Forte amélioration de la qualité de l’air en Île-de-France grâce au confinement, selon Airparif

Trafic routier, trafic aérien… L’organisme de surveillance explique que le confinement a permis une amélioration importante de la qualité de l’air. L’association note tout de même un impact moindre pour les particules PM10, issues entre autres de l’agriculture.
Une rue parisienne lors du confinement, le 9 avril 2020 (illustration).
Une rue parisienne lors du confinement, le 9 avril 2020 (illustration). © IP3 PRESS/MAXPPP
Après près de deux mois de confinement, la qualité de l’air s’est largement améliorée en Île-de-France selon Airparif. Dans un bilan publié ce vendredi 15 mai, l’association agréée par le ministère de l'Environnement pour la surveillance de la qualité de l'air en région parisienne, explique en effet que la pollution a chuté. Mais cette tendance est plus ou moins forte selon le type de particules en question. D’un côté, l’organisme met en avant "une amélioration conséquente de la qualité de l’air pour des polluants réglementés", comme le dioxyde d’azote, en majorité issus du trafic. Ce type de pollution a chuté de 20 à 35%, selon les semaines. La baisse atteint même 50% le long des routes.

Cette baisse est encore plus importante sur la gamme des particules ultrafines les plus petites

Autre phénomène : Airparif souligne une baisse de 30% des concentrations de particules ultrafines (PUF), dont la taille est inférieure à 100 nanomètres, du 16 février au 18 avril. Ce type de pollution provient du trafic routier, mais également du trafic aérien. "Cette baisse est encore plus importante sur la gamme des particules ultrafines les plus petites, à savoir inférieure à 20 nanomètres, avec une baisse de l’ordre de 50% entre les deux périodes", précise l’association.

Une pollution toujours importante issue de l’agriculture et du chauffage

Mais du côté des particules PM10, inférieures à 10 micromètres, la chute est bien moins spectaculaire. "L’impact est moindre", explique l’organisme, avec une diminution de 7% entre le 17 mars et le 27 avril. Airparif pointe une "influence forte de conditions météorologiques défavorables", mais aussi "des sources d’émissions plus nombreuses", "pas seulement locales". Chauffage (dont chauffage au bois), chantiers, transferts de pollution, réactions chimiques dans l’atmosphère… L’association met surtout en évidence un "impact important de l’agriculture".

Une analyse de la composition chimique des particules, menée lors de l’épisode de pollution du 28 mars, révèle en effet des concentrations importantes d’"aérosols inorganiques secondaires, dont l’agriculture contribue à la formation".
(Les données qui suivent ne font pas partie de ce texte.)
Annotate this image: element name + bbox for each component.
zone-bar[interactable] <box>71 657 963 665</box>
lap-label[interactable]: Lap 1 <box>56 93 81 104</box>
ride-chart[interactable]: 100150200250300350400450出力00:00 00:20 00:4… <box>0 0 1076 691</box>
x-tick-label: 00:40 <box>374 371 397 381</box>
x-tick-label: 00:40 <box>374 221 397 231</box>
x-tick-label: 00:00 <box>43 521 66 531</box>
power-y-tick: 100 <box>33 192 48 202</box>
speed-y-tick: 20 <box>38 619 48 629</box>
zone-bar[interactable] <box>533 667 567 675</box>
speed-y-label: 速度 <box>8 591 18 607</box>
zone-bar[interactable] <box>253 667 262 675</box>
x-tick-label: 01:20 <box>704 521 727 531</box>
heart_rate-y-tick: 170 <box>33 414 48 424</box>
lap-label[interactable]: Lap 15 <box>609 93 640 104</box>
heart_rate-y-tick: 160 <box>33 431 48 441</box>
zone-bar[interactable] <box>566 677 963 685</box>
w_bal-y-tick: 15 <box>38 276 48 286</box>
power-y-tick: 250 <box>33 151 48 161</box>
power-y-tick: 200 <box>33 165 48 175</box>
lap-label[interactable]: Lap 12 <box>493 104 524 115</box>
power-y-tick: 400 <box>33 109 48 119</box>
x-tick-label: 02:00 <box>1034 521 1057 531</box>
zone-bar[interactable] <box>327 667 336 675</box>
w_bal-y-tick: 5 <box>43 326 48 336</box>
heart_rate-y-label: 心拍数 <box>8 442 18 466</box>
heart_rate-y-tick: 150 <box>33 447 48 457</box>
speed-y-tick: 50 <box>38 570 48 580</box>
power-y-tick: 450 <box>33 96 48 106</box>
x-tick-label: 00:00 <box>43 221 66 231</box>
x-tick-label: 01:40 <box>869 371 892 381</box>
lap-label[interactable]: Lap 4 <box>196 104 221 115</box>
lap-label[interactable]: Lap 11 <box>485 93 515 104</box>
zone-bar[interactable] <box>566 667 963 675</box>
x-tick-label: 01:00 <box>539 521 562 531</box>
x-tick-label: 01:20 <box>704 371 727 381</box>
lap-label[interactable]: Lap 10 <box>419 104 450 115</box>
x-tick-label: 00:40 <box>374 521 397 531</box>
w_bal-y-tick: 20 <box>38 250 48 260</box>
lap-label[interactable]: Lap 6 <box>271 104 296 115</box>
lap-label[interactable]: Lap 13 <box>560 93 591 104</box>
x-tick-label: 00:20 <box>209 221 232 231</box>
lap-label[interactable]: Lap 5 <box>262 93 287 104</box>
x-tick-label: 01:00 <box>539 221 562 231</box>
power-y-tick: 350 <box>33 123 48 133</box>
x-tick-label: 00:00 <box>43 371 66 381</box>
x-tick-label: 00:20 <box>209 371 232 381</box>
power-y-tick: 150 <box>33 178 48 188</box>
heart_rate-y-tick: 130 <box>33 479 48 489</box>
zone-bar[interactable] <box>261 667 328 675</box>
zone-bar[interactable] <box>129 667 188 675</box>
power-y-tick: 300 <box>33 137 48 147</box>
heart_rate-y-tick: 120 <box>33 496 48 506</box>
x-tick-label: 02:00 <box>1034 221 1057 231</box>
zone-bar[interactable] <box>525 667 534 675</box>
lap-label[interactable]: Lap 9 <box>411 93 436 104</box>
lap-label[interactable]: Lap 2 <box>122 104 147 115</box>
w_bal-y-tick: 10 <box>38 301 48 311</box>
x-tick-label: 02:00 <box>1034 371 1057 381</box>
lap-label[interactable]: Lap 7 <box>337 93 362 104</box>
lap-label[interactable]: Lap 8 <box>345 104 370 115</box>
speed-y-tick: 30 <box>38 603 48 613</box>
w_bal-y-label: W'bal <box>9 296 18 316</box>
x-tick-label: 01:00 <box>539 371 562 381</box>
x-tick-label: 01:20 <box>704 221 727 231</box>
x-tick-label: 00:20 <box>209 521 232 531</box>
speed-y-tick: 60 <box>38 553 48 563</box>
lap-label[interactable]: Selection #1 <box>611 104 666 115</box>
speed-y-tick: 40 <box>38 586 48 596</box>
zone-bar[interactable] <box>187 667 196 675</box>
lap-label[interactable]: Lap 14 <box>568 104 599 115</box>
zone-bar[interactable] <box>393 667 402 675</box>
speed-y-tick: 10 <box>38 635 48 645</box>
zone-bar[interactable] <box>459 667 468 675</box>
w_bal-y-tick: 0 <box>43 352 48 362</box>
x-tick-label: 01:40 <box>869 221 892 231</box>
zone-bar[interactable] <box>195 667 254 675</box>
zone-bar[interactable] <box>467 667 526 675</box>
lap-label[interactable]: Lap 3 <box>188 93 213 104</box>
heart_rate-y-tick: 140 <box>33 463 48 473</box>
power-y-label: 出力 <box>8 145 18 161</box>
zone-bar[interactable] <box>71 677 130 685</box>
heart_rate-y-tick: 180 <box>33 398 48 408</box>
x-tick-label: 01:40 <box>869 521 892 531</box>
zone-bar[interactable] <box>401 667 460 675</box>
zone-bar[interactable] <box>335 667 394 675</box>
Le trafic routier progresse depuis 10 jours

A l’occasion de la publication d’un précédent bilan, fin mars, Airparif avait déjà indiqué avoir observé une amélioration de la qualité de l'air en agglomération parisienne. Pour ce qui est du déconfinement, Airparif dit rester "mobilisée" pour étudier les concentrations de polluants, et évoque des évolutions "plus progressives que lors du confinement, qui a été soudain" – il n’y a d’ailleurs pas eu de saturation du trafic automobile lundi 11 mai. "Une attention particulière sera portée sur les conséquences de la hausse du trafic routier, première source de pollution de l’air en Île-de-France et qui augmente progressivement depuis une dizaine de jours sans pour autant avoir retrouvé à ce jour la même intensité qu’avant le confinement", détaille l’organisme. L’association rappelle aussi que la pollution de l’air est un facteur aggravant de l’impact sanitaire du Covid-19.